MUMBAI (Reuters) - The Reserve Bank on Tuesday relaxed guidelines for market makers in credit default swaps (CDS) to help widen participation in the derivative products and set Oct. 23 for their launch.
A CDS is a swap contract in which the buyer of protection against a bond or loan makes regular premium payments to a counterparty who assumes the risk in the event of a default.
In the final guidelines placed on the central bank’s website, the Reserve Bank of India (RBI) said entities permitted to quote both buy and/or sell CDS spreads — market makers — needed a minimum capital to risk (weighted) assets ratio (CRAR) of 11 percent, down from 12 percent in the draft guidelines.
The core CRAR (Tier I) requirement was also reduced one percentage point to 7 percent.
Bankers said the relaxation was made on the request of state-run banks, which dominate banking in India, and the move would widen the base of eligible market makers.
Banks, primary dealers, financially strong non-bank finance companies and any institution approved by the RBI will be eligible as market makers.
The central bank also said it would allow foreign institutional investors as “users”, which means that they can buy credit protection to only hedge their credit risk.

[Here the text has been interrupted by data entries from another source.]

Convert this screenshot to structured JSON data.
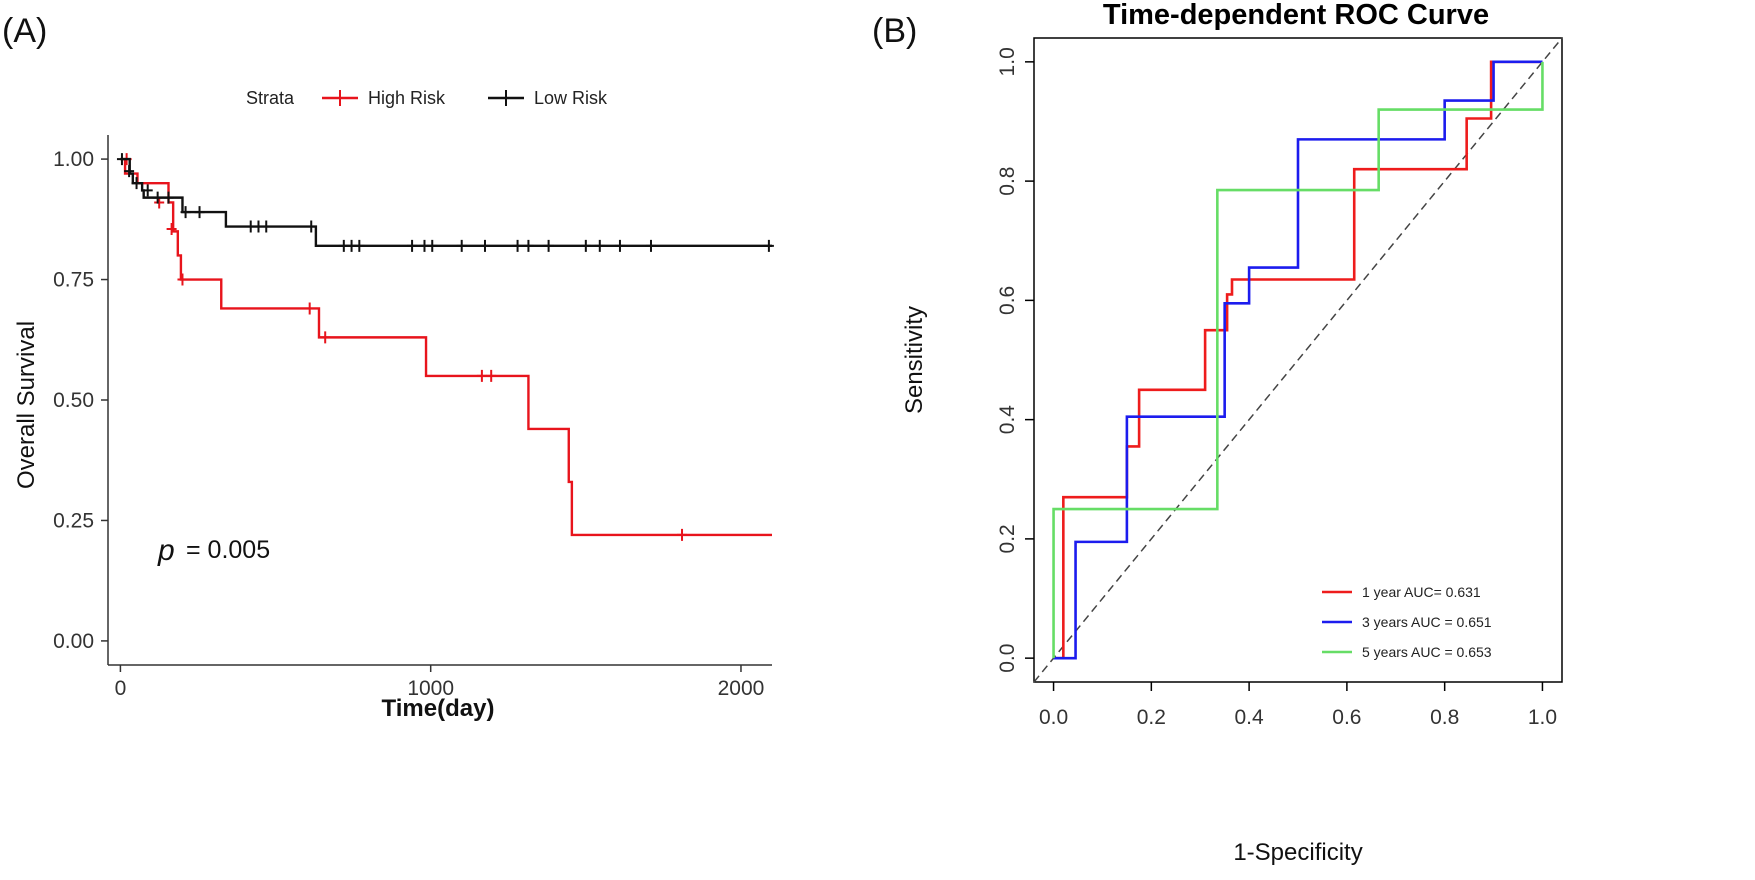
{
  "panels": {
    "a_label": "(A)",
    "b_label": "(B)"
  },
  "chart_data": [
    {
      "type": "line",
      "subtype": "kaplan-meier",
      "title": "",
      "xlabel": "Time(day)",
      "ylabel": "Overall Survival",
      "xlim": [
        -40,
        2100
      ],
      "ylim": [
        -0.05,
        1.05
      ],
      "xticks": [
        0,
        1000,
        2000
      ],
      "xtick_labels": [
        "0",
        "1000",
        "2000"
      ],
      "yticks": [
        0,
        0.25,
        0.5,
        0.75,
        1.0
      ],
      "ytick_labels": [
        "0.00",
        "0.25",
        "0.50",
        "0.75",
        "1.00"
      ],
      "legend_title": "Strata",
      "legend_position": "top",
      "annotation": {
        "p_symbol": "p",
        "p_text": "= 0.005",
        "p_value": 0.005
      },
      "series": [
        {
          "name": "High Risk",
          "color": "#e8141c",
          "steps": [
            [
              0,
              1.0
            ],
            [
              15,
              0.97
            ],
            [
              55,
              0.95
            ],
            [
              155,
              0.91
            ],
            [
              170,
              0.85
            ],
            [
              185,
              0.8
            ],
            [
              195,
              0.75
            ],
            [
              325,
              0.69
            ],
            [
              640,
              0.63
            ],
            [
              985,
              0.55
            ],
            [
              1315,
              0.44
            ],
            [
              1445,
              0.33
            ],
            [
              1455,
              0.22
            ],
            [
              2100,
              0.22
            ]
          ],
          "censor": [
            [
              20,
              1.0
            ],
            [
              125,
              0.91
            ],
            [
              165,
              0.855
            ],
            [
              200,
              0.75
            ],
            [
              610,
              0.69
            ],
            [
              660,
              0.63
            ],
            [
              1165,
              0.55
            ],
            [
              1195,
              0.55
            ],
            [
              1810,
              0.22
            ]
          ]
        },
        {
          "name": "Low Risk",
          "color": "#111111",
          "steps": [
            [
              0,
              1.0
            ],
            [
              30,
              0.97
            ],
            [
              40,
              0.95
            ],
            [
              70,
              0.935
            ],
            [
              75,
              0.92
            ],
            [
              200,
              0.89
            ],
            [
              340,
              0.86
            ],
            [
              630,
              0.82
            ],
            [
              2100,
              0.82
            ]
          ],
          "censor": [
            [
              5,
              1.0
            ],
            [
              28,
              0.975
            ],
            [
              52,
              0.95
            ],
            [
              88,
              0.935
            ],
            [
              120,
              0.92
            ],
            [
              155,
              0.92
            ],
            [
              210,
              0.89
            ],
            [
              255,
              0.89
            ],
            [
              420,
              0.86
            ],
            [
              445,
              0.86
            ],
            [
              470,
              0.86
            ],
            [
              615,
              0.86
            ],
            [
              720,
              0.82
            ],
            [
              745,
              0.82
            ],
            [
              770,
              0.82
            ],
            [
              940,
              0.82
            ],
            [
              980,
              0.82
            ],
            [
              1005,
              0.82
            ],
            [
              1100,
              0.82
            ],
            [
              1175,
              0.82
            ],
            [
              1280,
              0.82
            ],
            [
              1315,
              0.82
            ],
            [
              1380,
              0.82
            ],
            [
              1500,
              0.82
            ],
            [
              1545,
              0.82
            ],
            [
              1610,
              0.82
            ],
            [
              1710,
              0.82
            ],
            [
              2090,
              0.82
            ]
          ]
        }
      ]
    },
    {
      "type": "line",
      "subtype": "roc",
      "title": "Time-dependent ROC Curve",
      "xlabel": "1-Specificity",
      "ylabel": "Sensitivity",
      "xlim": [
        -0.04,
        1.04
      ],
      "ylim": [
        -0.04,
        1.04
      ],
      "xticks": [
        0,
        0.2,
        0.4,
        0.6,
        0.8,
        1.0
      ],
      "xtick_labels": [
        "0.0",
        "0.2",
        "0.4",
        "0.6",
        "0.8",
        "1.0"
      ],
      "yticks": [
        0,
        0.2,
        0.4,
        0.6,
        0.8,
        1.0
      ],
      "ytick_labels": [
        "0.0",
        "0.2",
        "0.4",
        "0.6",
        "0.8",
        "1.0"
      ],
      "diagonal": true,
      "legend_position": "bottom-right",
      "series": [
        {
          "name": "1 year AUC= 0.631",
          "color": "#ee1c1c",
          "points": [
            [
              0,
              0
            ],
            [
              0.02,
              0
            ],
            [
              0.02,
              0.27
            ],
            [
              0.15,
              0.27
            ],
            [
              0.15,
              0.355
            ],
            [
              0.175,
              0.355
            ],
            [
              0.175,
              0.45
            ],
            [
              0.31,
              0.45
            ],
            [
              0.31,
              0.55
            ],
            [
              0.355,
              0.55
            ],
            [
              0.355,
              0.61
            ],
            [
              0.365,
              0.61
            ],
            [
              0.365,
              0.635
            ],
            [
              0.615,
              0.635
            ],
            [
              0.615,
              0.82
            ],
            [
              0.845,
              0.82
            ],
            [
              0.845,
              0.905
            ],
            [
              0.895,
              0.905
            ],
            [
              0.895,
              1.0
            ],
            [
              1.0,
              1.0
            ]
          ]
        },
        {
          "name": "3 years AUC = 0.651",
          "color": "#1c1cee",
          "points": [
            [
              0,
              0
            ],
            [
              0.045,
              0
            ],
            [
              0.045,
              0.195
            ],
            [
              0.15,
              0.195
            ],
            [
              0.15,
              0.405
            ],
            [
              0.35,
              0.405
            ],
            [
              0.35,
              0.595
            ],
            [
              0.4,
              0.595
            ],
            [
              0.4,
              0.655
            ],
            [
              0.5,
              0.655
            ],
            [
              0.5,
              0.87
            ],
            [
              0.8,
              0.87
            ],
            [
              0.8,
              0.935
            ],
            [
              0.9,
              0.935
            ],
            [
              0.9,
              1.0
            ],
            [
              1.0,
              1.0
            ]
          ]
        },
        {
          "name": "5 years AUC = 0.653",
          "color": "#66dd66",
          "points": [
            [
              0,
              0
            ],
            [
              0,
              0.25
            ],
            [
              0.335,
              0.25
            ],
            [
              0.335,
              0.785
            ],
            [
              0.665,
              0.785
            ],
            [
              0.665,
              0.92
            ],
            [
              1.0,
              0.92
            ],
            [
              1.0,
              1.0
            ]
          ]
        }
      ]
    }
  ]
}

Users are not allowed to sell protection and are not permitted to hold net short positions in the CDS contracts.
However, they can exit their bought CDS positions by unwinding them with the original counterparty or by assigning them in favour of buyer of the underlying bond.
The central bank also included restructuring under credit events for CDS, which bankers said was as per international standards.
Users will have a grace period of 10 business days from the sale of the underlying bond to unwind the CDS position, or double the time recommended in the draft guidelines.